In the United States, someone has a stroke or dies of a heart attack every 40 seconds. In order to reduce that number, GoMo Health is teaming up with the American Stroke Association, a division of the American Heart Association, with founder Bob Gold chairing the CycleNation event in Asbury Park, New Jersey.
There are several ways to make an impact on health outcomes related to stroke and heart disease. Below are some of the ways that we can do so, together.
Education about living a heart healthy lifestyle
High blood pressure, high cholesterol, and smoking are three key risk factors for heart disease. The CDC estimates that about half of Americans have at least one of these three risk factors. One of the most important ways that we can work to reduce this staggering number is to increase education around what it means to live a heart healthy lifestyle.
What exactly is a heart healthy lifestyle? The American Stroke Association outlines the following heart healthy lifestyle changes that are doctor-recommended:
- Heart healthy eating – Heart healthy eating involves consuming vegetables, fruits, whole grains, fat-free or low-fat dairy products, fish, lean meats, poultry, eggs, nuts, soy products, legumes, and vegetable oils. Heart healthy diets limit sodium, saturated and trans fats, added sugars, and alcohol.
- Managing stress – Research has shown that there is a correlation between emotionally upsetting events and heart attacks or angina. Stress can contribute to cardiovascular risks, and some of the most common ways of coping with stress are not heart healthy (like drinking alcohol, smoking, or overeating). Learning how to manage stress can improve overall emotional and physical health.
- Aiming for a healthy weight – The more body fat a person has, the more likely they are to develop ischemic heart disease, high blood pressure, type 2 diabetes, breathing problems, and certain types of cancer. For adults, a healthy weight is usually when body mass index (BMI) is between 18.5 and 24.9. To determine your BMI, use this handy calculator.
- Physical activity – Routine physical activity and reduction in sedentary lifestyle not only improves physical fitness, but also lowers many heart disease risk factors. The recommended amount of aerobic exercise for everyone is at least 2 hours and 30 minutes of moderate-intensity exercise per week, or 1 hour and 15 minutes of vigorous aerobic exercise per week.
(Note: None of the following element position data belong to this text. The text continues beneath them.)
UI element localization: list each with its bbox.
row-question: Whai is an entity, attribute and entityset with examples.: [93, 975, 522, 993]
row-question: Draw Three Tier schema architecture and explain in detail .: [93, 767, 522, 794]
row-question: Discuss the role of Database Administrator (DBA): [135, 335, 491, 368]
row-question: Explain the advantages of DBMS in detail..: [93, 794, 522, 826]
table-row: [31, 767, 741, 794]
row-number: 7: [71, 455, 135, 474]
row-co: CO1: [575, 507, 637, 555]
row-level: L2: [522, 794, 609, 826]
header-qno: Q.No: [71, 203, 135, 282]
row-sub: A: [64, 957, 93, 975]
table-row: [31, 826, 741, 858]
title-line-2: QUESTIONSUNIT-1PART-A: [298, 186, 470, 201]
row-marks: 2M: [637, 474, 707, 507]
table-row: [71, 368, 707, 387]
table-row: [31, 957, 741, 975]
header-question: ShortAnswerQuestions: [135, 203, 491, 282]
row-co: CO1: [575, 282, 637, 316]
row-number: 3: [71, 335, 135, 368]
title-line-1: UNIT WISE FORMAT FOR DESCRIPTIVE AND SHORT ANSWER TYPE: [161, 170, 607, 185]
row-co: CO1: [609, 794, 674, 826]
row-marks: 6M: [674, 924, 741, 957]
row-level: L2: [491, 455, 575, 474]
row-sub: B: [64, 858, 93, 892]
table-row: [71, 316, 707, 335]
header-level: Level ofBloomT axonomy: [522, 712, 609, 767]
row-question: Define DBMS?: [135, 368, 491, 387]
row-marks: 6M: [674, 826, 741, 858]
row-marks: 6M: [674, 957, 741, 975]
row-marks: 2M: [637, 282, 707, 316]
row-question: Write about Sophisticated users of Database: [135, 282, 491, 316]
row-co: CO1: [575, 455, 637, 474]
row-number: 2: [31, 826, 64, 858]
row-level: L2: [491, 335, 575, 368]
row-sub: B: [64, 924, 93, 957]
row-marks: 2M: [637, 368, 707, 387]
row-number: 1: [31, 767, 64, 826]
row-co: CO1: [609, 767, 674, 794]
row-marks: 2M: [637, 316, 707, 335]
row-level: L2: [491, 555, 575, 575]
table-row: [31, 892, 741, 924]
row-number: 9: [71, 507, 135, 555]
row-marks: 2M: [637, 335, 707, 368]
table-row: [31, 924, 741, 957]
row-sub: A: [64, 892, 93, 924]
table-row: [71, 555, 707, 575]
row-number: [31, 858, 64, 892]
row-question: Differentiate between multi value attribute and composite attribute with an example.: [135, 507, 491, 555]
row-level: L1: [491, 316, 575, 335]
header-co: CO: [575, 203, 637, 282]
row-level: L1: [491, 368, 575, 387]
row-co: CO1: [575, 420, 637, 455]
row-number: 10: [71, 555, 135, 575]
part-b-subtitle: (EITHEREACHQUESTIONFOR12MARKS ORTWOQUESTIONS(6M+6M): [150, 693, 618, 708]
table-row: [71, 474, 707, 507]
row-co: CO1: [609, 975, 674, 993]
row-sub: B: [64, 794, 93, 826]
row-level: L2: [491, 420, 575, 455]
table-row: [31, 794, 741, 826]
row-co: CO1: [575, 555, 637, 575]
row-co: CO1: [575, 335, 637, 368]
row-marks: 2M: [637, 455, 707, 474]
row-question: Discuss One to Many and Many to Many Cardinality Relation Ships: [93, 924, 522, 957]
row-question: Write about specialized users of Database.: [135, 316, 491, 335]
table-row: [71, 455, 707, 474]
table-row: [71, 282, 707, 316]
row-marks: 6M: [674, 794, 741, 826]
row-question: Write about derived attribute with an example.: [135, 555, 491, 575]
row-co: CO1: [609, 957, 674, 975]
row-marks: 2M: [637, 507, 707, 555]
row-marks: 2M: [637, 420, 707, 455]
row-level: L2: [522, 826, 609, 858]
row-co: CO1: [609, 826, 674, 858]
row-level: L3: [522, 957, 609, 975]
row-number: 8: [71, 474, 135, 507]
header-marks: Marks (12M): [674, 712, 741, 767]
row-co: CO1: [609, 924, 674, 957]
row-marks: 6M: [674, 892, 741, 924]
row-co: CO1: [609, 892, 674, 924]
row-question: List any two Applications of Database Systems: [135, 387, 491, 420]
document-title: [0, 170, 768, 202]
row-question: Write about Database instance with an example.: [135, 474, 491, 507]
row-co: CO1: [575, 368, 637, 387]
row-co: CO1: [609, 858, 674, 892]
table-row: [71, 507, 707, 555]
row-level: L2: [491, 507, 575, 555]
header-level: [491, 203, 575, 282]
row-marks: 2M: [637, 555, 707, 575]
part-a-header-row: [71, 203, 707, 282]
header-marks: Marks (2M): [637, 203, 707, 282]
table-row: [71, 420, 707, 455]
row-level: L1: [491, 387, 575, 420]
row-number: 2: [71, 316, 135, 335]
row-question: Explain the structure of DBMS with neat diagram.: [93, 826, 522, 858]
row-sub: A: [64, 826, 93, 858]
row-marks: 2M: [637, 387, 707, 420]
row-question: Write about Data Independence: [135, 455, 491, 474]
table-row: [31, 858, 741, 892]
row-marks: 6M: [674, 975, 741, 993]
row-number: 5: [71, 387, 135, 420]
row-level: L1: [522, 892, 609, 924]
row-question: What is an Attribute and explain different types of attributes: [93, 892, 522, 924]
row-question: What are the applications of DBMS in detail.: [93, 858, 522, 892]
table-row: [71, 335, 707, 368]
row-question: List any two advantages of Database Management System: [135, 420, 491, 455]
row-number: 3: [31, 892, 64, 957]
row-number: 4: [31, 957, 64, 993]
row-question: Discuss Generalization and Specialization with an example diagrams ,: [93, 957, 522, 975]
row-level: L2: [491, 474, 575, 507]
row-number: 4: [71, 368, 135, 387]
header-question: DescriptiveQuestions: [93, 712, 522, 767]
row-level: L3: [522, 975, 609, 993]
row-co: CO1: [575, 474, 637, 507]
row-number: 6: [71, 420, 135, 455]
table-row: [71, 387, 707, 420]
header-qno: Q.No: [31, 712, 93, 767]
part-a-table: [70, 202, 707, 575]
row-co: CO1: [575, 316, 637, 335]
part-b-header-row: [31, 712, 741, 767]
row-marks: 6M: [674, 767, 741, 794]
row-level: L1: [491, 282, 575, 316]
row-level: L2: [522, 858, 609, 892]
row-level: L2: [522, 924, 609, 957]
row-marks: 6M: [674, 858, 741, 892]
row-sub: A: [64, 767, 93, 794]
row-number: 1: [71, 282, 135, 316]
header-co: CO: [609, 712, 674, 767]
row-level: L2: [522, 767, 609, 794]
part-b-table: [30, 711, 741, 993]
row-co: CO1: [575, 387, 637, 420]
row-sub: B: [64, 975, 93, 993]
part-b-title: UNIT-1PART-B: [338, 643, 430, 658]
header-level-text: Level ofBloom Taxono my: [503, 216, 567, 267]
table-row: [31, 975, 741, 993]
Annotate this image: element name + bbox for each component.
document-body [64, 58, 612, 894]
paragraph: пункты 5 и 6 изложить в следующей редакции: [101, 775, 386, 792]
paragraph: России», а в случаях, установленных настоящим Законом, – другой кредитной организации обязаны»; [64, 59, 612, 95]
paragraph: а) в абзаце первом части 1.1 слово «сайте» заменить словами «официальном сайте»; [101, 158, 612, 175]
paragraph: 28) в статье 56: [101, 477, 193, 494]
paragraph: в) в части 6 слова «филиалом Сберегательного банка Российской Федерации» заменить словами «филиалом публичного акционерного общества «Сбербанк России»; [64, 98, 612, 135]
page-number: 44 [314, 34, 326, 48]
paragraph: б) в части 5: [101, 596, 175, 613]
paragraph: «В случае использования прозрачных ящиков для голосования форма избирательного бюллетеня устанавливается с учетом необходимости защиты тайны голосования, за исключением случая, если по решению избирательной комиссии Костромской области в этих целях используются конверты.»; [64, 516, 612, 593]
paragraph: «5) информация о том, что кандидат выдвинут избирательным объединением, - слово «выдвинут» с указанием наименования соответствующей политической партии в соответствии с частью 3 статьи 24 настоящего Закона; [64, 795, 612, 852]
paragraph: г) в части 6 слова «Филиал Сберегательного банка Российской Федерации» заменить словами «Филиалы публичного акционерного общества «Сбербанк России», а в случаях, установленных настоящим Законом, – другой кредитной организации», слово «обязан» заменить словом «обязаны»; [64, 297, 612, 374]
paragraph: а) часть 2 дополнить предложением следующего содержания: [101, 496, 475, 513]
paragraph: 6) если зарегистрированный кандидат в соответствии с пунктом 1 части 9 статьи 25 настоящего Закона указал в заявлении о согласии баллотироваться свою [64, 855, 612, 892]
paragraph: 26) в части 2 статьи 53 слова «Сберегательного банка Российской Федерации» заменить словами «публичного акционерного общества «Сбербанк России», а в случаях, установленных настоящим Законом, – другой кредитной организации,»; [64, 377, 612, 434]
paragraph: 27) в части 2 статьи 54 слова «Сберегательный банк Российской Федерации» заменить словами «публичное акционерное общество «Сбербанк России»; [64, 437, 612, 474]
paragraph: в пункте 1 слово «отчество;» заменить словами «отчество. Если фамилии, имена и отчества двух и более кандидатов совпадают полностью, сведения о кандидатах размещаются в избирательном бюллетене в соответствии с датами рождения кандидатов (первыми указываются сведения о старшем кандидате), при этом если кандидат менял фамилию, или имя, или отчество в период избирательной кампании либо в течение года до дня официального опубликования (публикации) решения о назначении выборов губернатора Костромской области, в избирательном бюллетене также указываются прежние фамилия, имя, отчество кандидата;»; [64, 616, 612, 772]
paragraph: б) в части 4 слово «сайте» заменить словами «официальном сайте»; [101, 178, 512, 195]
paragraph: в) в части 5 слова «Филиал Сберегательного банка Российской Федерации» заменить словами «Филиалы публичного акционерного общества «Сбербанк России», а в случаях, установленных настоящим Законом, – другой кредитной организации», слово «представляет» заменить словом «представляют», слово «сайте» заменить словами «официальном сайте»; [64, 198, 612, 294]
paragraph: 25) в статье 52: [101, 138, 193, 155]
- Quitting smoking – Smoking raises your risk of heart disease and heart attack, and also worsens risk factors for other ischemic heart disease. The simplest suggestion is to quit smoking immediately and avoid secondhand smoke wherever possible.
More research and advocacy that transforms health
Research into stroke and heart disease results in the discovery of new methods of prevention and treatment. Because of research funded by the National Institutes of Health (NIH), the death rate for heart disease in America has declined by more than 60 percent since 1940. In that same time period, the death rate for stroke decreased by 70 percent. The American Heart Association’s federal advocacy priorities for research include protecting federal support for the NIH, advocacy for increased NIH funding for heart and stroke research.
On the state and community level, the American Heart Association and American Stroke Association efforts are focused on five major policy areas. These are: Tobacco Free, Quality Systems of Care, Healthy Eating, Active Living, and Access to Care. Learn more here.
Raising awareness and engaging with the community
CycleNation empowers people in the United States to use bikes to get brain and heart healthy. The organization hosts events to raise funds for community programs that will prevent stroke and heart disease.
Our CEO, Bob Gold, will be the Chairman for the upcoming CycleNation event in Asbury Park, New Jersey. Cycling strengthens the heart by lowering resting heart rates and reducing body fat levels.
Bob said about the event, “This event is geared to help New Jerseyans participate in healthy physical activity while raising funds to continue vital community programs and support research to end heart disease and stroke. I’m excited to be part of the CycleNation initiative, raising funds for research and improving resources for people with cardiovascular disease, and being part of an exciting event in my hometown of Asbury Park. As we see longer lifelong management of chronic conditions, we’re witnessing the direct impact of research advancements on the health and wellness of Americans. It’s exciting to be working with the American Heart Association and American Stroke Association on their mission to be a relentless force in building a world where active self-care management, behavioral modification and resilience are clear contributors to greater longevity and healthier years.”
Our united goal is to fund life-saving research that can lead to better treatment options and longer lives for the millions of Americans affected by stroke and heart disease.